Must America Follow Sweden?
The socialist would defend the Swedish pattern, and probably treat its welfare programs as only a step in the right direction. Though many Western world socialists have dropped nationalization of industry from their design for utopia, they all advocate continually increasing government intrusion into service areas and equality of material possessions through redistribution of income. Their defense is invariably that their policies provide for "the people’s security" (and one might add, "whether they like it or not"). However, the pattern of life which one sees emerge, while perhaps on a higher material scale, is merely another one of the authoritarian social structures which evolved from the revolutionary doctrines of Rousseau, Hegel, Babeuf, and Marx.

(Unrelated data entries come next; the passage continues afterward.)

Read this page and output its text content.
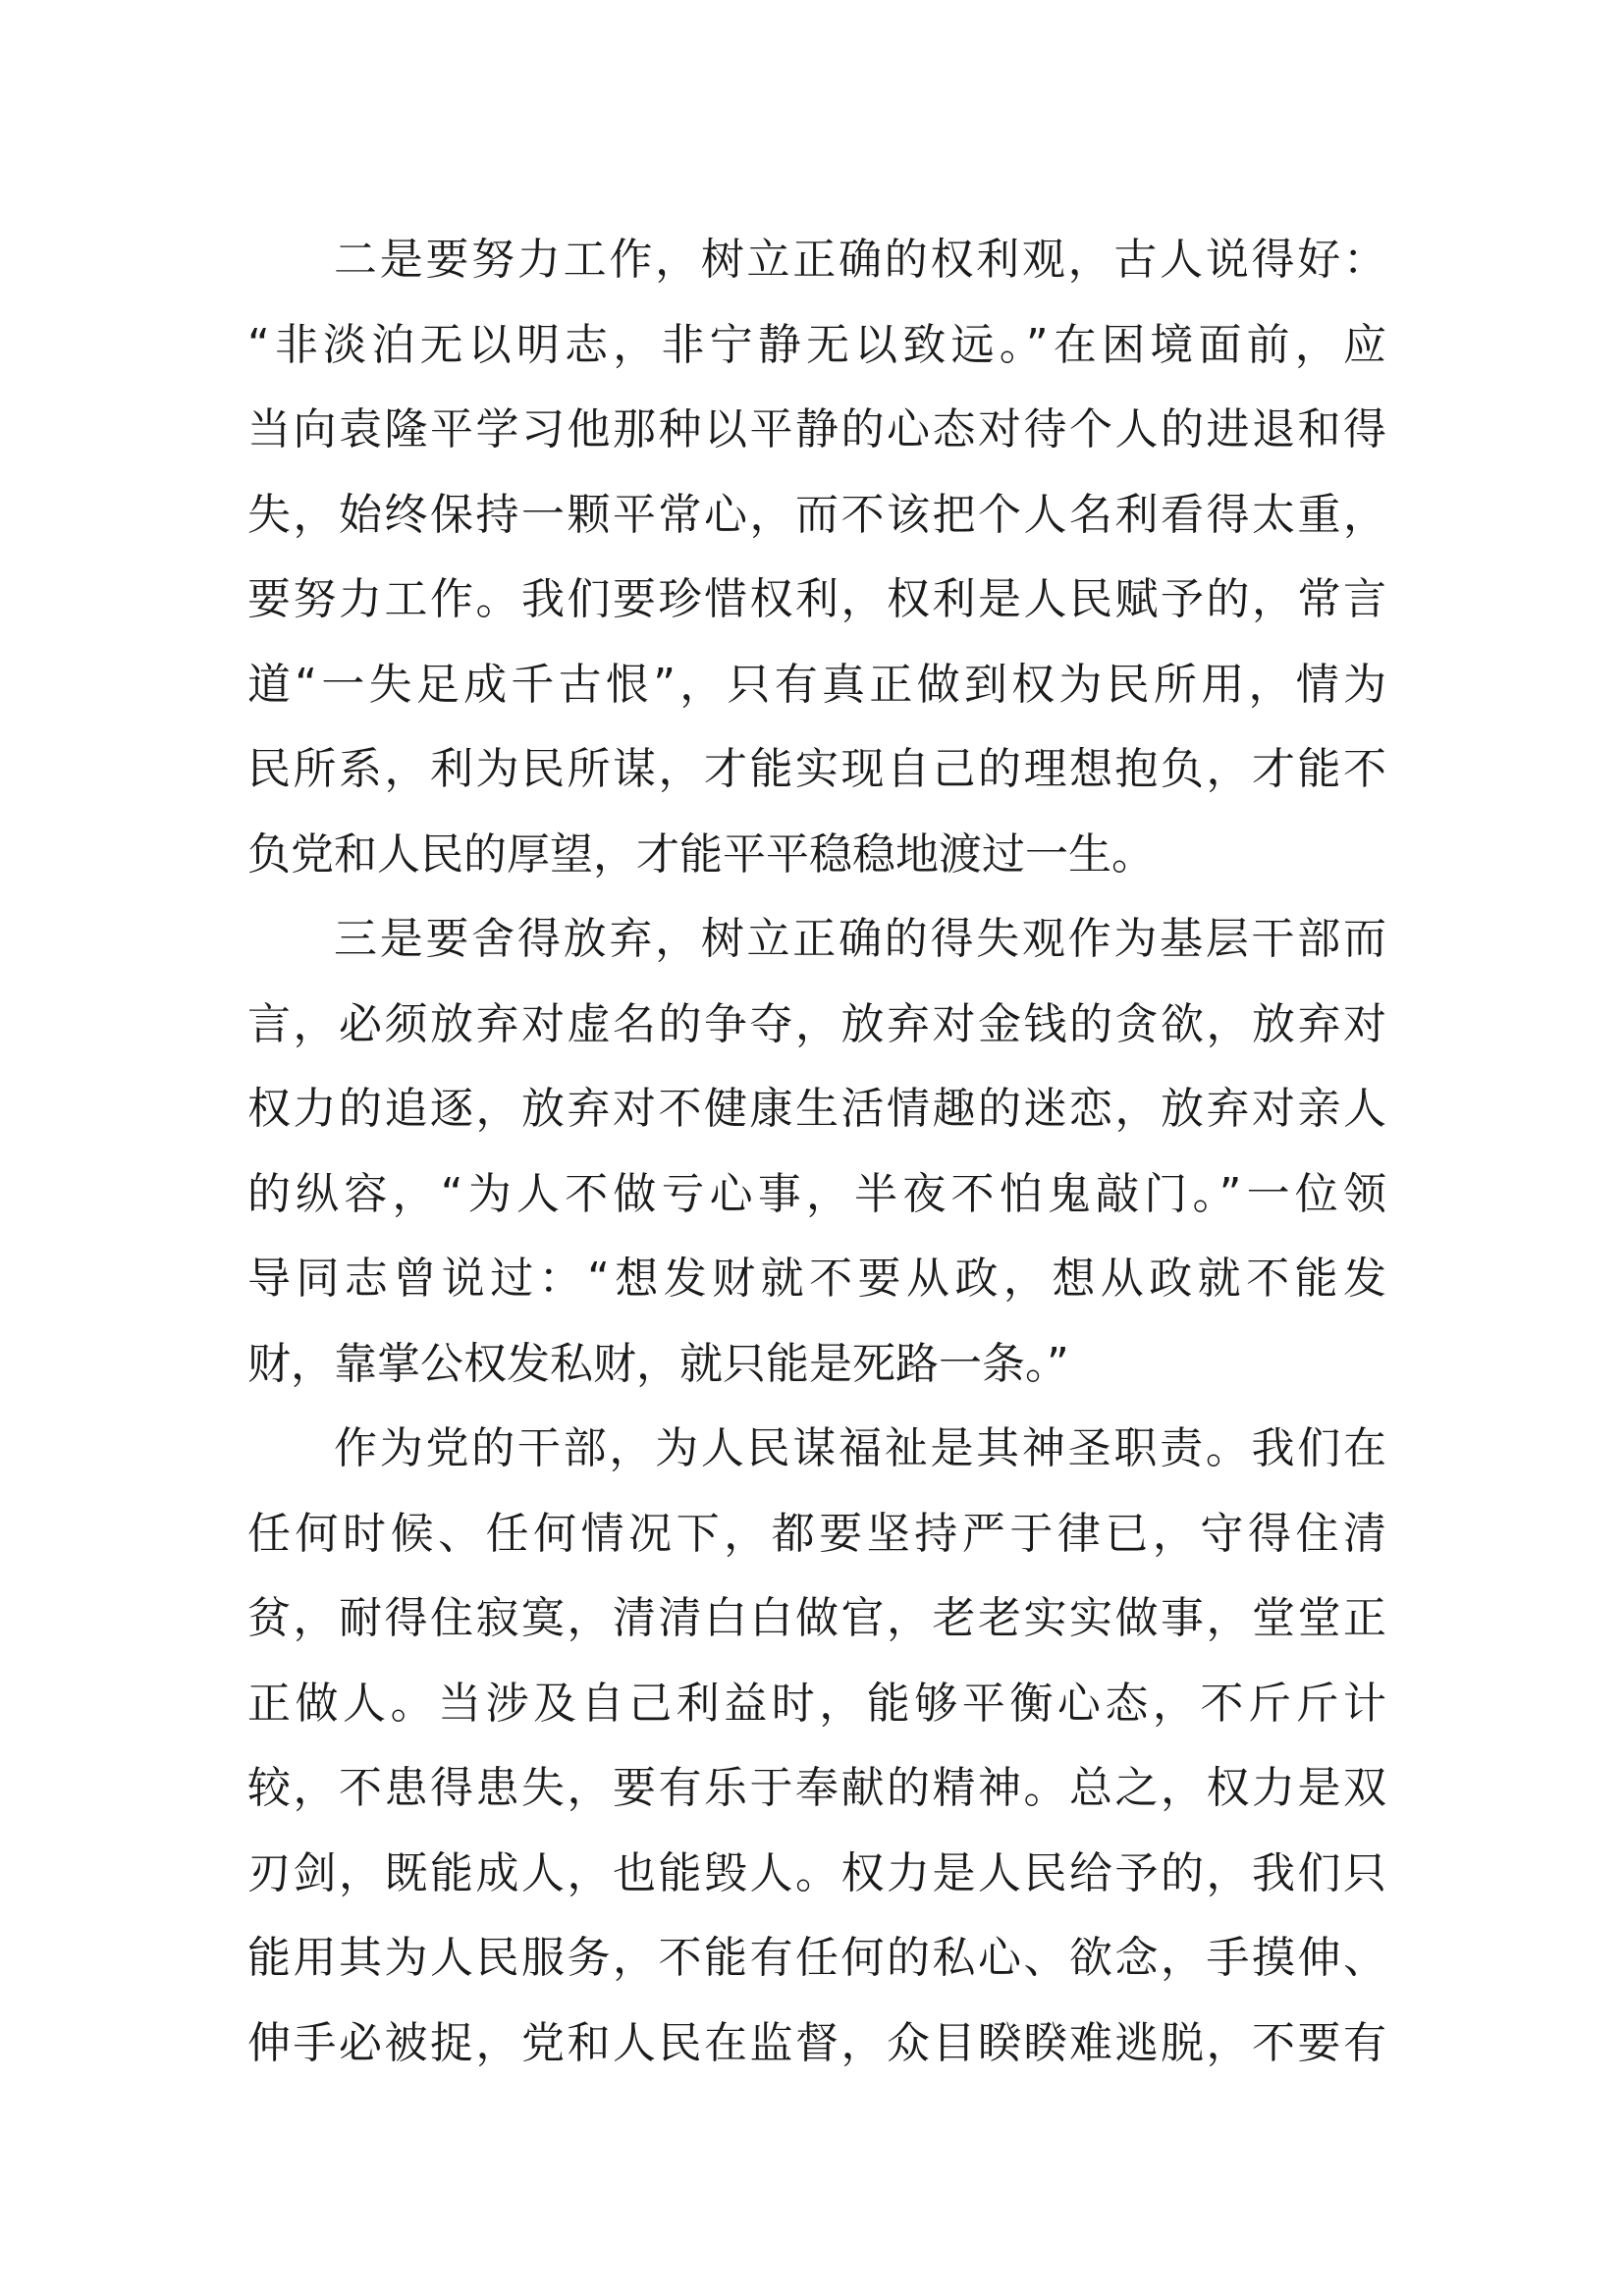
二是要努力工作，树立正确的权利观，古人说得好：
“非淡泊无以明志，非宁静无以致远。”在困境面前，应
当向袁隆平学习他那种以平静的心态对待个人的进退和得
失，始终保持一颗平常心，而不该把个人名利看得太重，
要努力工作。我们要珍惜权利，权利是人民赋予的，常言
道“一失足成千古恨”，只有真正做到权为民所用，情为
民所系，利为民所谋，才能实现自己的理想抱负，才能不
负党和人民的厚望，才能平平稳稳地渡过一生。
三是要舍得放弃，树立正确的得失观作为基层干部而
言，必须放弃对虚名的争夺，放弃对金钱的贪欲，放弃对
权力的追逐，放弃对不健康生活情趣的迷恋，放弃对亲人
的纵容，“为人不做亏心事，半夜不怕鬼敲门。”一位领
导同志曾说过：“想发财就不要从政，想从政就不能发
财，靠掌公权发私财，就只能是死路一条。”
作为党的干部，为人民谋福祉是其神圣职责。我们在
任何时候、任何情况下，都要坚持严于律已，守得住清
贫，耐得住寂寞，清清白白做官，老老实实做事，堂堂正
正做人。当涉及自己利益时，能够平衡心态，不斤斤计
较，不患得患失，要有乐于奉献的精神。总之，权力是双
刃剑，既能成人，也能毁人。权力是人民给予的，我们只
能用其为人民服务，不能有任何的私心、欲念，手摸伸、
伸手必被捉，党和人民在监督，众目睽睽难逃脱，不要有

The American can no longer smugly claim this country as the last defender of the free market and individualism, when it is obvious that almost every device for effecting the eventual total welfare state in Sweden is now a feature of our own system of government. And both nations prosper relative to their more socialistic neighbors only to the extent that the social planners pragmatically allow the free market to function.